ATI RN
Free Medical Surgical Certification Practice Questions Questions
Question 1 of 5
A client is experiencing an acute exacerbation of asthma. Which medication should the nurse administer first?
Correct Answer: A
Rationale: The correct answer is A: Albuterol (Proventil). Albuterol is a short-acting beta agonist bronchodilator that provides quick relief during an asthma exacerbation by relaxing the smooth muscles in the airways. This helps to rapidly open up the airways and improve breathing. Administering albuterol first is crucial in managing acute asthma symptoms. Summary of other choices: B: Ipratropium (Atrovent) is an anticholinergic bronchodilator that is often used in combination with albuterol for asthma exacerbations, but albuterol is preferred for initial rapid relief. C: Salmeterol (Serevent) is a long-acting beta agonist used for maintenance treatment of asthma, not for acute exacerbations. D: Fluticasone (Flovent) is an inhaled corticosteroid used for long-term control of asthma symptoms and prevention of exacerbations
Question 2 of 5
A client with a mediastinal chest tube is being assessed by a nurse.
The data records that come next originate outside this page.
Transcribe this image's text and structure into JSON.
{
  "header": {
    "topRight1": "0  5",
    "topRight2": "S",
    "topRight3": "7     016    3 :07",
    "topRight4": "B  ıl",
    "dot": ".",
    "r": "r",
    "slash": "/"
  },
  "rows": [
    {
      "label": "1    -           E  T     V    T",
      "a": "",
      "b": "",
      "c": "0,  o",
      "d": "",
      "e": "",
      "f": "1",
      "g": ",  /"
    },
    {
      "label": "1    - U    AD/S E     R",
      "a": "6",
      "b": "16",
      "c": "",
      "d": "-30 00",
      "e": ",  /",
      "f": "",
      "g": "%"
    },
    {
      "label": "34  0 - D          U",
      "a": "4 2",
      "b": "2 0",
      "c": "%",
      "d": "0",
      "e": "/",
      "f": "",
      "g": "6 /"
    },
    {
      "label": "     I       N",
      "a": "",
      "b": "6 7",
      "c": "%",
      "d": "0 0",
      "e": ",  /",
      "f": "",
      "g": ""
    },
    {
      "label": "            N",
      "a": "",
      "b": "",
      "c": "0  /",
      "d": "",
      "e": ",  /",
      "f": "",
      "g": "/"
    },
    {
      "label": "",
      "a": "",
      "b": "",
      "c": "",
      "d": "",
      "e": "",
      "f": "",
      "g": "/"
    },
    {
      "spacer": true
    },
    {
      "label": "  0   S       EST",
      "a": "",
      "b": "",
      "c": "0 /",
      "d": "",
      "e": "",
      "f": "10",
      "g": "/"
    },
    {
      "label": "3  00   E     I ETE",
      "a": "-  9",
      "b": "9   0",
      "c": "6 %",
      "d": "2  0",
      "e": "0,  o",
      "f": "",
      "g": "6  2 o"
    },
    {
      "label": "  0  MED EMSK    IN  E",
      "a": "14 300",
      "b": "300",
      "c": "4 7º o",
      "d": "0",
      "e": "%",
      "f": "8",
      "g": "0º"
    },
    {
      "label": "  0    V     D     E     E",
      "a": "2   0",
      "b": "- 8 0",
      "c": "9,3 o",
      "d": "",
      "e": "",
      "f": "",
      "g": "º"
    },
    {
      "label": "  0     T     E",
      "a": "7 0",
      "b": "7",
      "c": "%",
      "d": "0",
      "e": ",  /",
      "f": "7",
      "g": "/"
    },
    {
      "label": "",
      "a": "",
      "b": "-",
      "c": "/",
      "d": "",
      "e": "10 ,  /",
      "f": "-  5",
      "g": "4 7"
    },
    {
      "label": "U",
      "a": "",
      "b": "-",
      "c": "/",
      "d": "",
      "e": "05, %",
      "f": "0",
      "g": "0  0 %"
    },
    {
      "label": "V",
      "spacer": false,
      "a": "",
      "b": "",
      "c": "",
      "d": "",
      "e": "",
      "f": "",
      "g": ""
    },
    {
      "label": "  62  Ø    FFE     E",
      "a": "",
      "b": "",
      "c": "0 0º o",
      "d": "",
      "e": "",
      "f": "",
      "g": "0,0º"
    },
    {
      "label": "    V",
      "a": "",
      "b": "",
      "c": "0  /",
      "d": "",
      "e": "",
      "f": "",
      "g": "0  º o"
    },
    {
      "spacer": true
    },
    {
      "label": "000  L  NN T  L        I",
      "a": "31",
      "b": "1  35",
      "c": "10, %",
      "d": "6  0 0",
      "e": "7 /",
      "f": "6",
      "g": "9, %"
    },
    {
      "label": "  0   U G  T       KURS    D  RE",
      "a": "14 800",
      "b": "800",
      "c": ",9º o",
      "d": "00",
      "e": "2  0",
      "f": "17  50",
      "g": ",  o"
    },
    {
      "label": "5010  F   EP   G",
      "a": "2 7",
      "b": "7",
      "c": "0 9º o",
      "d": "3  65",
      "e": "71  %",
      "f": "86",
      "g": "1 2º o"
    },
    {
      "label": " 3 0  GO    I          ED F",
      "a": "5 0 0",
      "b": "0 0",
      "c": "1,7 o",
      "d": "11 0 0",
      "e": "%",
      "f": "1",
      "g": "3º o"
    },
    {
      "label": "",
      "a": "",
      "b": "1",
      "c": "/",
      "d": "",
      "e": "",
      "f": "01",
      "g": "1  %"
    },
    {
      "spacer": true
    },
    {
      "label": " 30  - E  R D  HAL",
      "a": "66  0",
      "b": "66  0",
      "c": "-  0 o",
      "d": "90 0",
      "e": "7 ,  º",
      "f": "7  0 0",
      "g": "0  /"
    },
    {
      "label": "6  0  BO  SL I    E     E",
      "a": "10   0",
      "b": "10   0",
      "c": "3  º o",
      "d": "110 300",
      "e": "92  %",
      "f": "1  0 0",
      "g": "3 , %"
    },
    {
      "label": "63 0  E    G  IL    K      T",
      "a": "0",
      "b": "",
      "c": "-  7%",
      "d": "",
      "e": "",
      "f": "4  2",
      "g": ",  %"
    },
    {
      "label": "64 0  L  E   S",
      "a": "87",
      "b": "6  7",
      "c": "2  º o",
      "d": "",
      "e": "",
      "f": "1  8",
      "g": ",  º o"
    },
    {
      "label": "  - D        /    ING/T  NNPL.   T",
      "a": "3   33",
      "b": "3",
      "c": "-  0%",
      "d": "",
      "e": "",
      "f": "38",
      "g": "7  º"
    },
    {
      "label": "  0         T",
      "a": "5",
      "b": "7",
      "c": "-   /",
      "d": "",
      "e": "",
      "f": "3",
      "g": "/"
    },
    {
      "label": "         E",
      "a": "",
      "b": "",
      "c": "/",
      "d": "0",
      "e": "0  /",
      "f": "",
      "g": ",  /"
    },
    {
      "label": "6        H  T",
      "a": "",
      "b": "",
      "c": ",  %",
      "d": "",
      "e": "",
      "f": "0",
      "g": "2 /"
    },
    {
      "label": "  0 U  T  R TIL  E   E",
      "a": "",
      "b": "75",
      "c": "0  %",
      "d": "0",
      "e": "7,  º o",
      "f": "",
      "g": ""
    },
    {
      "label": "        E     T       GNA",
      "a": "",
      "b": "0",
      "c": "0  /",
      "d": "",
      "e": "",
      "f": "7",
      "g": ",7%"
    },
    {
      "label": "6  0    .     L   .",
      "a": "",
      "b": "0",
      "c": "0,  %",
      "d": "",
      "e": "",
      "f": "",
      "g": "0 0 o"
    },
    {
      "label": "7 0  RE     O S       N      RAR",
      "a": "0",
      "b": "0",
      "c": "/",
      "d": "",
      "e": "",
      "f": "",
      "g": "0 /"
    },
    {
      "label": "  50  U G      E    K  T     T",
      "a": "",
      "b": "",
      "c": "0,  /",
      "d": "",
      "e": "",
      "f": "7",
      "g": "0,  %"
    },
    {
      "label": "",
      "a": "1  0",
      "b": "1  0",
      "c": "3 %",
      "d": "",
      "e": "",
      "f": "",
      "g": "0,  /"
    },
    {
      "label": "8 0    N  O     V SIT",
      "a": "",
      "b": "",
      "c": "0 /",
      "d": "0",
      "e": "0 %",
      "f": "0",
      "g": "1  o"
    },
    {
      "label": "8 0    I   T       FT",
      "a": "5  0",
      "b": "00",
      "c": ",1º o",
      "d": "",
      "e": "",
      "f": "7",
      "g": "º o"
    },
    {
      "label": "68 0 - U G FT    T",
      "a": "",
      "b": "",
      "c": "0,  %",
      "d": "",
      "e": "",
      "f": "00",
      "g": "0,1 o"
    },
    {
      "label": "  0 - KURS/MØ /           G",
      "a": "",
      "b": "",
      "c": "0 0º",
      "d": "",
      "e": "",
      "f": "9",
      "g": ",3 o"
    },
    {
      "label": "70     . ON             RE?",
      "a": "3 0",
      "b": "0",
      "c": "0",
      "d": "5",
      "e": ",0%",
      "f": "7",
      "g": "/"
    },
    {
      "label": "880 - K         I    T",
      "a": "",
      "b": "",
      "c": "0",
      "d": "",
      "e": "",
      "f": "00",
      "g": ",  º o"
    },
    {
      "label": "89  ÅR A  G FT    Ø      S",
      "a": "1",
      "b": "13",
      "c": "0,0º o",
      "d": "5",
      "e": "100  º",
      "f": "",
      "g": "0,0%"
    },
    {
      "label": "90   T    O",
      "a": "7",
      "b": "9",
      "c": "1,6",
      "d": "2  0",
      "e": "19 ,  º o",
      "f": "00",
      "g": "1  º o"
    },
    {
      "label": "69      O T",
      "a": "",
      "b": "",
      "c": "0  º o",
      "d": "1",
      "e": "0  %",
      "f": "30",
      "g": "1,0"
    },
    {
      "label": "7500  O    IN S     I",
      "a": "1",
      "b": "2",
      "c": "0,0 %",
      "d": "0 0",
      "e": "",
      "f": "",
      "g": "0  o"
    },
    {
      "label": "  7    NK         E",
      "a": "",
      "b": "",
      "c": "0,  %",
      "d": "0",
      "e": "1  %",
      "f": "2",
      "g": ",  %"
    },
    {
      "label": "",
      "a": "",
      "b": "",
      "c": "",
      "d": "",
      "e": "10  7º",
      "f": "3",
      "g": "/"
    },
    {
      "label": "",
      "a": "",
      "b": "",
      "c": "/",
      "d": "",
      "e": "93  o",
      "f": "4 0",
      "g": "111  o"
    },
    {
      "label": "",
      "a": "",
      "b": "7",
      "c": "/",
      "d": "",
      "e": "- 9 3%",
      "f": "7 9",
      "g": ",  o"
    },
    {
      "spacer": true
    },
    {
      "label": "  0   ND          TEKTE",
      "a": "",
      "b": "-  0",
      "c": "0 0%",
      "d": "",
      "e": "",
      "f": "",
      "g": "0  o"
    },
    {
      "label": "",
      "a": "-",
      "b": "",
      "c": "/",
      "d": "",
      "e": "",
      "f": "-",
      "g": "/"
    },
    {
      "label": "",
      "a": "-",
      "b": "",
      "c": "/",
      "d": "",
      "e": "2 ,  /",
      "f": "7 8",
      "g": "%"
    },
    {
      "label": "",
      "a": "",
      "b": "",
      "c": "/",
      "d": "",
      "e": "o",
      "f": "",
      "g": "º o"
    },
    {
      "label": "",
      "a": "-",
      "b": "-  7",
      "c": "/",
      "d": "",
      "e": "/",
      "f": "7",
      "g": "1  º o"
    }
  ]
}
Which symptoms require the nurse's immediate intervention? (SATA)
Correct Answer: B
Rationale: The correct answer is B: Tracheal deviation. Tracheal deviation indicates a tension pneumothorax, a life-threatening emergency that requires immediate intervention to prevent further complications. The other choices are incorrect because: A: Production of pink sputum may indicate blood-tinged sputum, which could be a sign of minor bleeding but does not require immediate intervention. C: Pain at insertion site is common after chest tube insertion and can be managed with pain medication, not necessarily requiring immediate intervention. D: Sudden onset of shortness of breath could indicate various issues, including pneumothorax, but tracheal deviation is a more specific and urgent sign that requires immediate attention.
Question 3 of 5
A client with chronic obstructive pulmonary disease is being taught by a nurse. Which nutritional information should the nurse include in the teaching? (SATA)
Correct Answer: D
Rationale: Correct Answer: D Rationale: 1. High-fiber foods promote gastric emptying, reducing the risk of bloating and discomfort in COPD patients. 2. COPD patients may experience difficulty breathing, leading to decreased physical activity and slower digestion. 3. Consuming high-fiber foods helps regulate bowel movements and prevents constipation, common in COPD patients. Summary of Incorrect Choices: A: Avoiding fluids just before and during meals is not specific to COPD patients and may not directly address their nutritional needs. B: Resting before meals if experiencing dyspnea may be helpful, but it does not address specific nutritional information. C: Having six small meals a day may be beneficial for some COPD patients, but it does not directly address the importance of high-fiber foods for promoting gastric emptying.
Question 4 of 5
A nurse collaborates with a respiratory therapist to complete pulmonary function tests (PFTs) for a client. Which statements should the nurse include in communications with the respiratory therapist prior to the tests? (SATA)
Correct Answer: B
Rationale: Failed to generate a rationale of 500+ characters after 5 retries.
Question 5 of 5
A client is prescribed nicotine replacement therapy. Which statement should the nurse include in this client's teaching?
Correct Answer: A
Rationale: The correct answer is A because smoking while on nicotine replacement therapy can lead to nicotine overdose, increasing the risk of a stroke due to excessive nicotine intake. This statement emphasizes the importance of avoiding smoking during treatment. Choice B is incorrect as it does not address the specific risk associated with smoking while on the medication. Choice C is incorrect as stopping the medication suddenly does not directly increase the risk for a heart attack. Choice D is irrelevant to nicotine replacement therapy and does not provide information related to the medication's use.